Des enjeux qui dépassent les seuls milieux aquatiques
Si une grande partie des sinistres concerne les cours d’eau et les sols, les experts interviennent également sur d’autres problématiques. Par exemple, un sinistre impactant un cours d’eau et donc des poissons peut avoir des impacts plus larges comme les oiseaux qui peuvent subir une surmortalité du fait du déficit de proies. Ce ne sont plus seulement les associations de pêche qui peuvent se prévaloir de ce préjudice écologique mais toute la chaine concernée.
Biodiversité et infrastructures
Par exemple, certaines infrastructures peuvent avoir un impact sur la faune, comme les éoliennes.
« Dans ces cas, ce sont les exploitants qui peuvent être mis en cause pour les impacts sur les oiseaux. » La réponse ne consiste plus à compenser directement les pertes (par exemple en réintroduisant des espèces), mais à agir sur : la prévention, la protection des habitats, l’amélioration des conditions de reproduction.
Les nouveaux défis : les polluants émergents
Le métier évolue également face à l’émergence de nouvelles problématiques environnementales.
Parmi elles, les PFAS, souvent appelés “polluants éternels”, occupent une place croissante.
« Les PFAS sont de plus en plus présents dans les dossiers et font l’objet d’une attention réglementaire forte. »
Ces substances, utilisées notamment dans les mousses anti-incendie ou certains produits industriels, posent de nouveaux défis : forte persistance dans l’environnement, coûts de gestion très élevés, réglementation en cours de renforcement.
Les experts FEDEA jouent ici un rôle clé pour anticiper, analyser et accompagner la gestion de ces risques émergents.
Une expertise rare… et précieuse
L’expertise environnementale reste un domaine très spécifique en France.
« On compte seulement une dizaine d’experts spécialisés sur tout le territoire. »
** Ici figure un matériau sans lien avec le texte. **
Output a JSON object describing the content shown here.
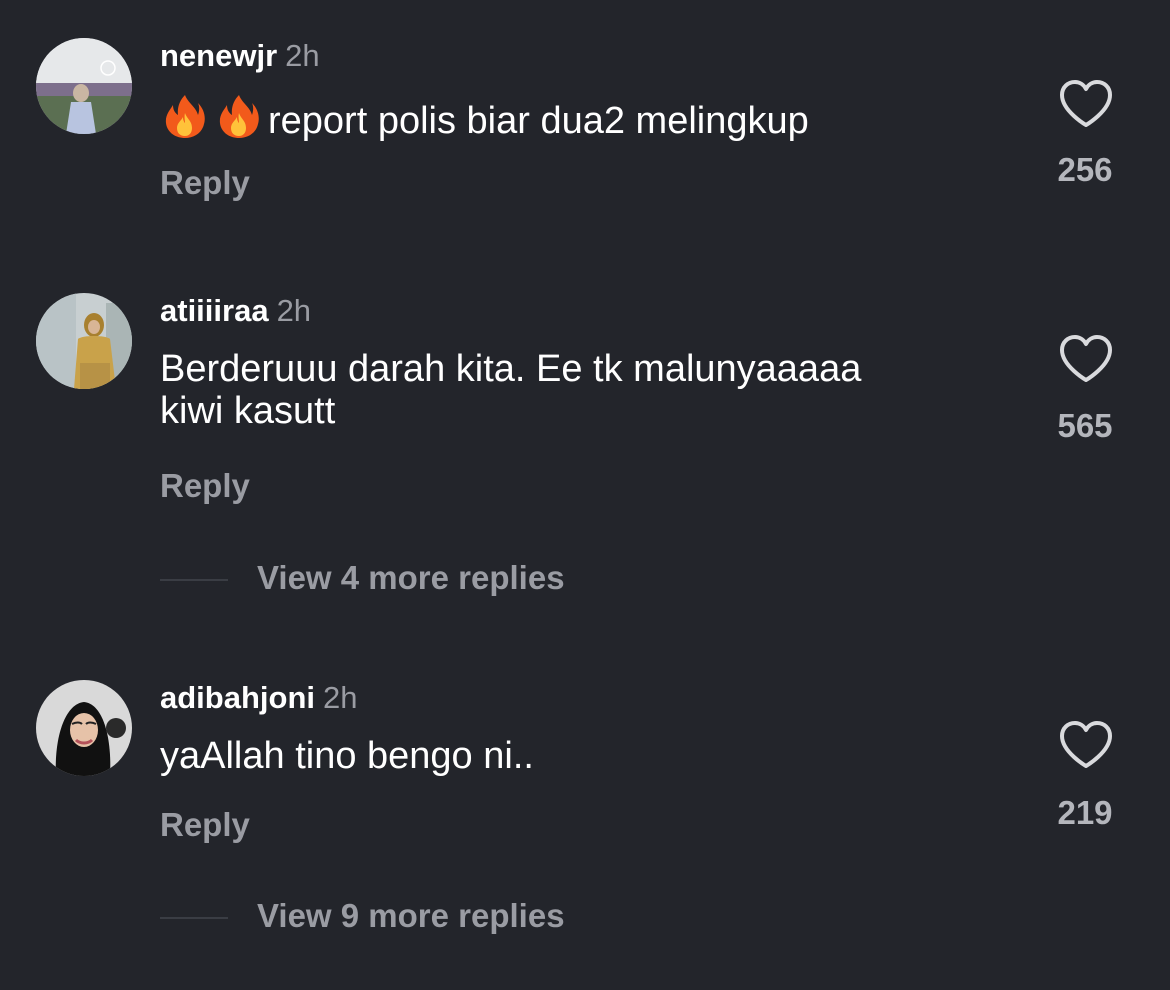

Cette rareté s’explique par : la technicité des compétences requises, la complexité des dossiers, l’expérience nécessaire sur le terrain.
Cette concentration d’expertise favorise un haut niveau d’exigence et une connaissance fine des enjeux. « Cette compétence de haut niveau est reconnue et fait que sur certains dossiers, nous sommes demandés comme sapiteur »
Une contribution essentielle à l’équilibre entre économie et environnement
Les experts FEDEA interviennent souvent dans un contexte sensible, impliquant entreprises, assureurs, collectivités et associations.
Leur rôle est alors d’apporter une analyse objective et scientifique, une évaluation équilibrée des responsabilités et des solutions concrètes et durables.
En contribuant à la réparation des milieux et à la prévention des risques futurs, ils participent pleinement à la transition écologique.
Un engagement au cœur de la Journée mondiale de l’environnement
À l’occasion de cette journée, la FEDEA souhaite rappeler que derrière chaque enjeu environnemental se trouvent des professionnels engagés, au service de l’intérêt général.
L’expertise environnementale illustre parfaitement cette ambition :
comprendre, réparer et prévenir pour mieux protéger notre environnement.